Muybridge devised a method for taking photographs with a fraction of a second exposure time and set up 12 cameras along a track on Stanford’s estate with reporters as witnesses. When a horse passed by, it tripped wires attached to the cameras, which took 12 images in a row. The Zoopraxiscope (meaning ‘life-action-view’ in Greek) was invented by Muybridge in 1879. The edge of a glass disk was mapped with Muybridge’s images of animals and humans.

He lectured widely on his work during his career in North America and Europe, profoundly affecting visual artists and the emerging fields of scientific and industrial photography. Muybridge desired adventure and decided to see the globe as a young man. In 1850, he immigrated to the United States and began working as a bookseller in New York. Before being fatally wounded in a runaway stagecoach crash, Muybridge was a popular bookseller. He returned to the United States six years later with hopes of being a filmmaker. In 1872, businessman and nobleman Leland Stanford commissioned Muybridge to produce a photograph that would settle the long-debated question of whether there is a point in a horse’s gait where all four hooves are off the ground at the same time. Muybridge eventually succeeded in taking photographs of the horse in motion in 1878, using a wet plate technique, showing that there is a time when all four horse legs are gathered under the body. Sallie Gardner, a Kentucky-bred mare, was his inspiration.

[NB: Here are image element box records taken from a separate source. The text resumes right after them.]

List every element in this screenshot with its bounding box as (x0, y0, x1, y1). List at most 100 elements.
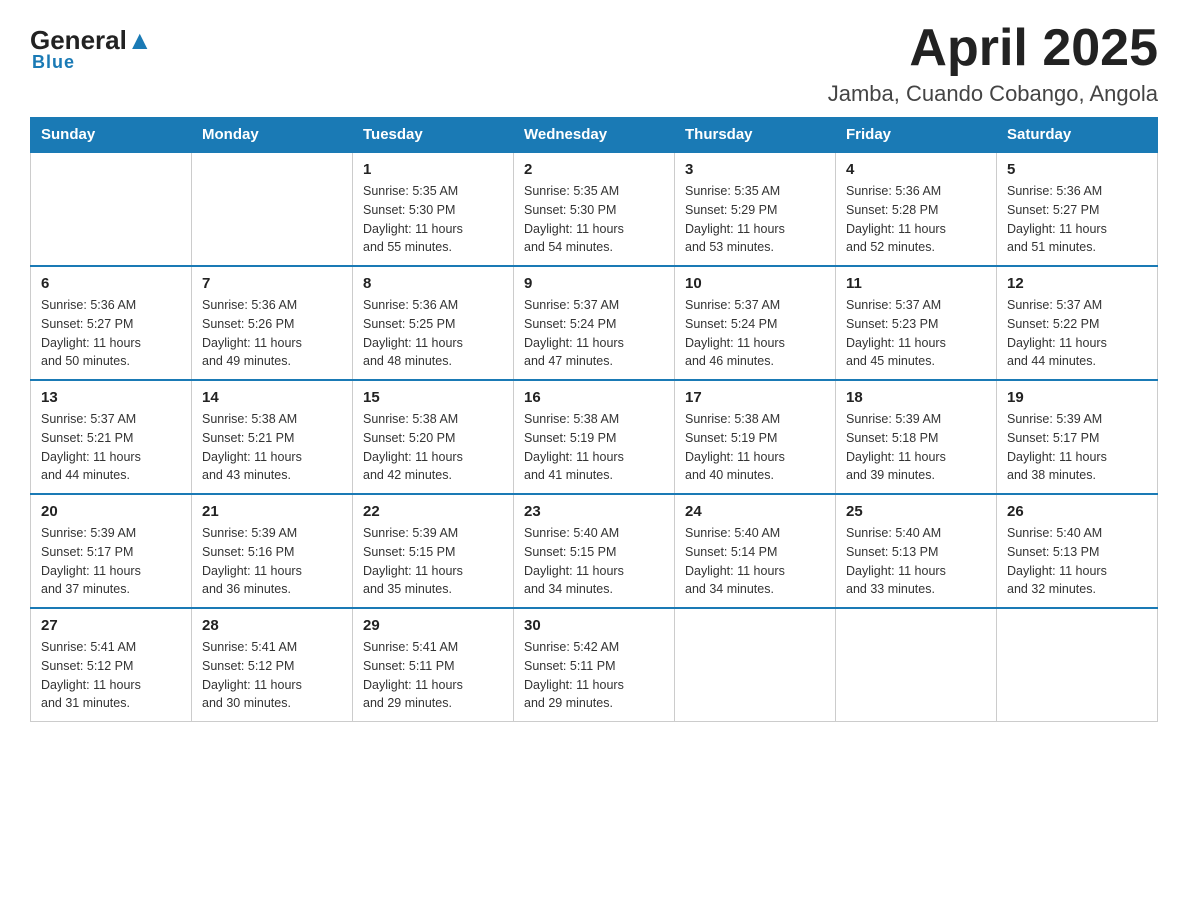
calendar-day-cell: 27 Sunrise: 5:41 AMSunset: 5:12 PMDayligh… (31, 608, 192, 722)
calendar-day-cell: 13Sunrise: 5:37 AMSunset: 5:21 PMDayligh… (31, 380, 192, 494)
day-of-week-header: Sunday (31, 118, 192, 153)
calendar-day-cell: 21 Sunrise: 5:39 AMSunset: 5:16 PMDayligh… (192, 494, 353, 608)
calendar-week-row: 1 Sunrise: 5:35 AMSunset: 5:30 PMDaylight… (31, 152, 1158, 266)
calendar-day-cell: 24Sunrise: 5:40 AMSunset: 5:14 PMDayligh… (675, 494, 836, 608)
day-number: 4 (846, 161, 986, 178)
calendar-day-cell: 8Sunrise: 5:36 AMSunset: 5:25 PMDaylight… (353, 266, 514, 380)
calendar-day-cell: 20 Sunrise: 5:39 AMSunset: 5:17 PMDayligh… (31, 494, 192, 608)
logo-arrow: ▲ (127, 25, 153, 56)
day-number: 23 (524, 503, 664, 520)
calendar-day-cell: 14 Sunrise: 5:38 AMSunset: 5:21 PMDayligh… (192, 380, 353, 494)
day-info: Sunrise: 5:35 AMSunset: 5:30 PMDaylight:… (363, 182, 503, 257)
day-of-week-header: Monday (192, 118, 353, 153)
calendar-table: SundayMondayTuesdayWednesdayThursdayFrid… (30, 117, 1158, 722)
day-number: 25 (846, 503, 986, 520)
day-number: 30 (524, 617, 664, 634)
page-header: General ▲ Blue April 2025 Jamba, Cuando … (30, 20, 1158, 107)
day-number: 21 (202, 503, 342, 520)
day-info: Sunrise: 5:39 AMSunset: 5:16 PMDaylight:… (202, 524, 342, 599)
day-number: 28 (202, 617, 342, 634)
calendar-header-row: SundayMondayTuesdayWednesdayThursdayFrid… (31, 118, 1158, 153)
day-number: 19 (1007, 389, 1147, 406)
calendar-week-row: 27 Sunrise: 5:41 AMSunset: 5:12 PMDayligh… (31, 608, 1158, 722)
day-number: 22 (363, 503, 503, 520)
day-number: 9 (524, 275, 664, 292)
calendar-day-cell (836, 608, 997, 722)
day-info: Sunrise: 5:39 AMSunset: 5:15 PMDaylight:… (363, 524, 503, 599)
day-of-week-header: Wednesday (514, 118, 675, 153)
calendar-day-cell: 18 Sunrise: 5:39 AMSunset: 5:18 PMDayligh… (836, 380, 997, 494)
calendar-day-cell: 30 Sunrise: 5:42 AMSunset: 5:11 PMDayligh… (514, 608, 675, 722)
calendar-day-cell: 6Sunrise: 5:36 AMSunset: 5:27 PMDaylight… (31, 266, 192, 380)
calendar-day-cell: 5 Sunrise: 5:36 AMSunset: 5:27 PMDaylight… (997, 152, 1158, 266)
day-info: Sunrise: 5:36 AMSunset: 5:27 PMDaylight:… (1007, 182, 1147, 257)
day-info: Sunrise: 5:38 AMSunset: 5:19 PMDaylight:… (524, 410, 664, 485)
day-info: Sunrise: 5:39 AMSunset: 5:17 PMDaylight:… (41, 524, 181, 599)
day-number: 27 (41, 617, 181, 634)
day-number: 6 (41, 275, 181, 292)
day-info: Sunrise: 5:38 AMSunset: 5:19 PMDaylight:… (685, 410, 825, 485)
day-info: Sunrise: 5:40 AMSunset: 5:13 PMDaylight:… (1007, 524, 1147, 599)
calendar-week-row: 6Sunrise: 5:36 AMSunset: 5:27 PMDaylight… (31, 266, 1158, 380)
day-info: Sunrise: 5:37 AMSunset: 5:21 PMDaylight:… (41, 410, 181, 485)
calendar-day-cell: 17 Sunrise: 5:38 AMSunset: 5:19 PMDayligh… (675, 380, 836, 494)
calendar-day-cell: 11Sunrise: 5:37 AMSunset: 5:23 PMDayligh… (836, 266, 997, 380)
day-info: Sunrise: 5:40 AMSunset: 5:15 PMDaylight:… (524, 524, 664, 599)
day-number: 24 (685, 503, 825, 520)
calendar-day-cell: 23 Sunrise: 5:40 AMSunset: 5:15 PMDayligh… (514, 494, 675, 608)
calendar-day-cell: 10Sunrise: 5:37 AMSunset: 5:24 PMDayligh… (675, 266, 836, 380)
day-number: 5 (1007, 161, 1147, 178)
logo-blue-text: Blue (32, 52, 75, 73)
calendar-day-cell (997, 608, 1158, 722)
day-of-week-header: Tuesday (353, 118, 514, 153)
day-info: Sunrise: 5:41 AMSunset: 5:12 PMDaylight:… (41, 638, 181, 713)
calendar-day-cell: 7Sunrise: 5:36 AMSunset: 5:26 PMDaylight… (192, 266, 353, 380)
calendar-day-cell: 4 Sunrise: 5:36 AMSunset: 5:28 PMDaylight… (836, 152, 997, 266)
day-info: Sunrise: 5:36 AMSunset: 5:26 PMDaylight:… (202, 296, 342, 371)
day-info: Sunrise: 5:37 AMSunset: 5:22 PMDaylight:… (1007, 296, 1147, 371)
day-number: 29 (363, 617, 503, 634)
calendar-week-row: 13Sunrise: 5:37 AMSunset: 5:21 PMDayligh… (31, 380, 1158, 494)
day-number: 3 (685, 161, 825, 178)
day-number: 17 (685, 389, 825, 406)
day-info: Sunrise: 5:42 AMSunset: 5:11 PMDaylight:… (524, 638, 664, 713)
calendar-day-cell: 15 Sunrise: 5:38 AMSunset: 5:20 PMDayligh… (353, 380, 514, 494)
title-block: April 2025 Jamba, Cuando Cobango, Angola (828, 20, 1158, 107)
day-info: Sunrise: 5:37 AMSunset: 5:23 PMDaylight:… (846, 296, 986, 371)
day-info: Sunrise: 5:37 AMSunset: 5:24 PMDaylight:… (524, 296, 664, 371)
calendar-day-cell: 29 Sunrise: 5:41 AMSunset: 5:11 PMDayligh… (353, 608, 514, 722)
day-info: Sunrise: 5:35 AMSunset: 5:29 PMDaylight:… (685, 182, 825, 257)
day-info: Sunrise: 5:39 AMSunset: 5:18 PMDaylight:… (846, 410, 986, 485)
day-of-week-header: Thursday (675, 118, 836, 153)
logo: General ▲ Blue (30, 20, 153, 73)
day-number: 2 (524, 161, 664, 178)
calendar-subtitle: Jamba, Cuando Cobango, Angola (828, 81, 1158, 107)
calendar-day-cell: 28 Sunrise: 5:41 AMSunset: 5:12 PMDayligh… (192, 608, 353, 722)
calendar-day-cell (31, 152, 192, 266)
day-info: Sunrise: 5:36 AMSunset: 5:25 PMDaylight:… (363, 296, 503, 371)
day-number: 18 (846, 389, 986, 406)
day-number: 1 (363, 161, 503, 178)
calendar-week-row: 20 Sunrise: 5:39 AMSunset: 5:17 PMDayligh… (31, 494, 1158, 608)
calendar-day-cell: 1 Sunrise: 5:35 AMSunset: 5:30 PMDaylight… (353, 152, 514, 266)
day-number: 26 (1007, 503, 1147, 520)
day-of-week-header: Friday (836, 118, 997, 153)
day-info: Sunrise: 5:35 AMSunset: 5:30 PMDaylight:… (524, 182, 664, 257)
day-info: Sunrise: 5:39 AMSunset: 5:17 PMDaylight:… (1007, 410, 1147, 485)
day-number: 14 (202, 389, 342, 406)
day-info: Sunrise: 5:38 AMSunset: 5:20 PMDaylight:… (363, 410, 503, 485)
calendar-day-cell: 16Sunrise: 5:38 AMSunset: 5:19 PMDayligh… (514, 380, 675, 494)
day-number: 15 (363, 389, 503, 406)
day-info: Sunrise: 5:40 AMSunset: 5:13 PMDaylight:… (846, 524, 986, 599)
day-info: Sunrise: 5:38 AMSunset: 5:21 PMDaylight:… (202, 410, 342, 485)
day-number: 20 (41, 503, 181, 520)
day-number: 12 (1007, 275, 1147, 292)
day-number: 10 (685, 275, 825, 292)
calendar-day-cell: 19 Sunrise: 5:39 AMSunset: 5:17 PMDayligh… (997, 380, 1158, 494)
day-of-week-header: Saturday (997, 118, 1158, 153)
day-info: Sunrise: 5:36 AMSunset: 5:28 PMDaylight:… (846, 182, 986, 257)
calendar-day-cell: 25 Sunrise: 5:40 AMSunset: 5:13 PMDayligh… (836, 494, 997, 608)
day-info: Sunrise: 5:41 AMSunset: 5:12 PMDaylight:… (202, 638, 342, 713)
calendar-day-cell (192, 152, 353, 266)
day-info: Sunrise: 5:41 AMSunset: 5:11 PMDaylight:… (363, 638, 503, 713)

As you’ll see in the video above, Muybridge’s visual studies on horse gaits led him and others to reveal that not only can all four legs of a horse leave the ground when thundering, but still photographs taken in fast succession and shown in a similar manner can also provide the appearance of movement. In reality, one of Thomas Edison’s greatest sources of inspiration for the invention of the movie camera was Muybridge’s experiments.

He also developed the ‘Zoopraxiscope,’ the first projection to display moving images of photographic live action. In both the United States and Europe, Muybridge used the Zoopraxiscope to demonstrate his lectures.

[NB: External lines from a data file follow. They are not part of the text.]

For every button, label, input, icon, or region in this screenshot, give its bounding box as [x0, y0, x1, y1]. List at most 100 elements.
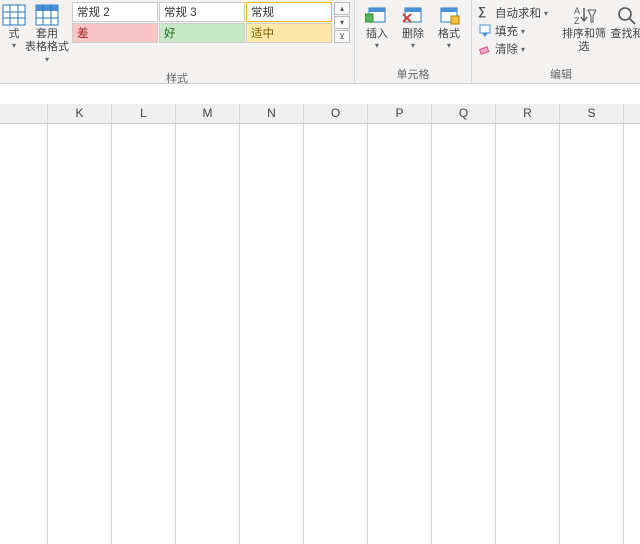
- cell[interactable]: [496, 364, 560, 384]
- cell[interactable]: [368, 224, 432, 244]
- cell[interactable]: [0, 464, 48, 484]
- cell[interactable]: [240, 264, 304, 284]
- style-bad[interactable]: 差: [72, 23, 158, 43]
- cell[interactable]: [240, 424, 304, 444]
- cell[interactable]: [560, 384, 624, 404]
- cell[interactable]: [48, 344, 112, 364]
- cell[interactable]: [176, 484, 240, 504]
- cell[interactable]: [432, 204, 496, 224]
- cell[interactable]: [624, 144, 640, 164]
- cell[interactable]: [496, 204, 560, 224]
- cell[interactable]: [496, 444, 560, 464]
- cell[interactable]: [0, 324, 48, 344]
- cell[interactable]: [432, 364, 496, 384]
- cell[interactable]: [560, 264, 624, 284]
- cell[interactable]: [304, 284, 368, 304]
- cell[interactable]: [176, 384, 240, 404]
- cell[interactable]: [496, 264, 560, 284]
- cell[interactable]: [48, 304, 112, 324]
- col-head-N[interactable]: N: [240, 104, 304, 123]
- cell[interactable]: [0, 244, 48, 264]
- cell[interactable]: [48, 484, 112, 504]
- cell[interactable]: [48, 144, 112, 164]
- cell[interactable]: [560, 344, 624, 364]
- cell[interactable]: [48, 444, 112, 464]
- cell[interactable]: [176, 304, 240, 324]
- cell[interactable]: [112, 344, 176, 364]
- cell[interactable]: [240, 444, 304, 464]
- cell[interactable]: [560, 144, 624, 164]
- cell[interactable]: [624, 224, 640, 244]
- cell[interactable]: [240, 304, 304, 324]
- cell[interactable]: [368, 524, 432, 544]
- cell[interactable]: [560, 164, 624, 184]
- cell[interactable]: [112, 304, 176, 324]
- cell[interactable]: [112, 184, 176, 204]
- cell[interactable]: [496, 124, 560, 144]
- find-select-button[interactable]: 查找和: [608, 2, 640, 43]
- cell[interactable]: [496, 244, 560, 264]
- conditional-format-button[interactable]: 式 ▾: [4, 2, 24, 52]
- cell[interactable]: [240, 184, 304, 204]
- cell[interactable]: [176, 224, 240, 244]
- cell[interactable]: [432, 164, 496, 184]
- cell[interactable]: [240, 324, 304, 344]
- cell[interactable]: [432, 504, 496, 524]
- cell[interactable]: [496, 184, 560, 204]
- cell[interactable]: [240, 404, 304, 424]
- cell[interactable]: [112, 524, 176, 544]
- col-head-L[interactable]: L: [112, 104, 176, 123]
- cell[interactable]: [560, 504, 624, 524]
- cell[interactable]: [368, 264, 432, 284]
- cell[interactable]: [48, 324, 112, 344]
- cell[interactable]: [48, 404, 112, 424]
- cell[interactable]: [368, 164, 432, 184]
- cell[interactable]: [0, 364, 48, 384]
- cell[interactable]: [560, 464, 624, 484]
- cell[interactable]: [432, 404, 496, 424]
- cell[interactable]: [560, 304, 624, 324]
- cell[interactable]: [176, 464, 240, 484]
- cell[interactable]: [432, 444, 496, 464]
- cell[interactable]: [0, 284, 48, 304]
- style-neutral[interactable]: 适中: [246, 23, 332, 43]
- cell[interactable]: [432, 264, 496, 284]
- cell[interactable]: [624, 484, 640, 504]
- cell[interactable]: [560, 244, 624, 264]
- cell[interactable]: [240, 224, 304, 244]
- cell[interactable]: [0, 404, 48, 424]
- cell[interactable]: [624, 124, 640, 144]
- cell[interactable]: [304, 324, 368, 344]
- cell[interactable]: [0, 504, 48, 524]
- cell[interactable]: [112, 444, 176, 464]
- cell[interactable]: [304, 184, 368, 204]
- cell[interactable]: [496, 504, 560, 524]
- cell[interactable]: [432, 284, 496, 304]
- cell[interactable]: [432, 184, 496, 204]
- cell[interactable]: [48, 524, 112, 544]
- clear-button[interactable]: 清除 ▾: [476, 40, 560, 58]
- cell[interactable]: [176, 444, 240, 464]
- cell[interactable]: [560, 324, 624, 344]
- cell[interactable]: [368, 124, 432, 144]
- cell[interactable]: [48, 224, 112, 244]
- cell[interactable]: [240, 484, 304, 504]
- cell[interactable]: [112, 264, 176, 284]
- cell[interactable]: [432, 344, 496, 364]
- cell[interactable]: [48, 424, 112, 444]
- cell[interactable]: [112, 284, 176, 304]
- cell[interactable]: [432, 464, 496, 484]
- col-head-Q[interactable]: Q: [432, 104, 496, 123]
- col-head-O[interactable]: O: [304, 104, 368, 123]
- cell[interactable]: [368, 464, 432, 484]
- cell[interactable]: [624, 444, 640, 464]
- cell[interactable]: [0, 144, 48, 164]
- cell[interactable]: [624, 304, 640, 324]
- cell[interactable]: [240, 144, 304, 164]
- cell[interactable]: [432, 304, 496, 324]
- cell[interactable]: [368, 424, 432, 444]
- cell[interactable]: [368, 504, 432, 524]
- style-normal2[interactable]: 常规 2: [72, 2, 158, 22]
- cell[interactable]: [368, 144, 432, 164]
- cell[interactable]: [48, 384, 112, 404]
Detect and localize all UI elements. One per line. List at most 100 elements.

Apart from wildlife, Muybridge photographed human models produced by the Philadelphia Almshouse, which is located near Penn’s campus, as well as members of the University community. His models were photographed in various action scenes, including going up and down steps, hammering on an anvil, holding buckets of water, and pouring water over each other, against a measuring grid backdrop. Muybridge’s sequences covered a wide range of subjects, including agricultural, industrial, building, and household work, as well as military drills and daily activities.

Muybridge used zoopraxiscope to demonstrate his lectures in the United States and Europe for the next 15 years. He had ceased using the system by 1895 and had also requested the negatives from his later colour cartoon discs be lost completely. He did not want to endanger his professional reputation by releasing later discs that were too fallacious in comparison to his photographic tests.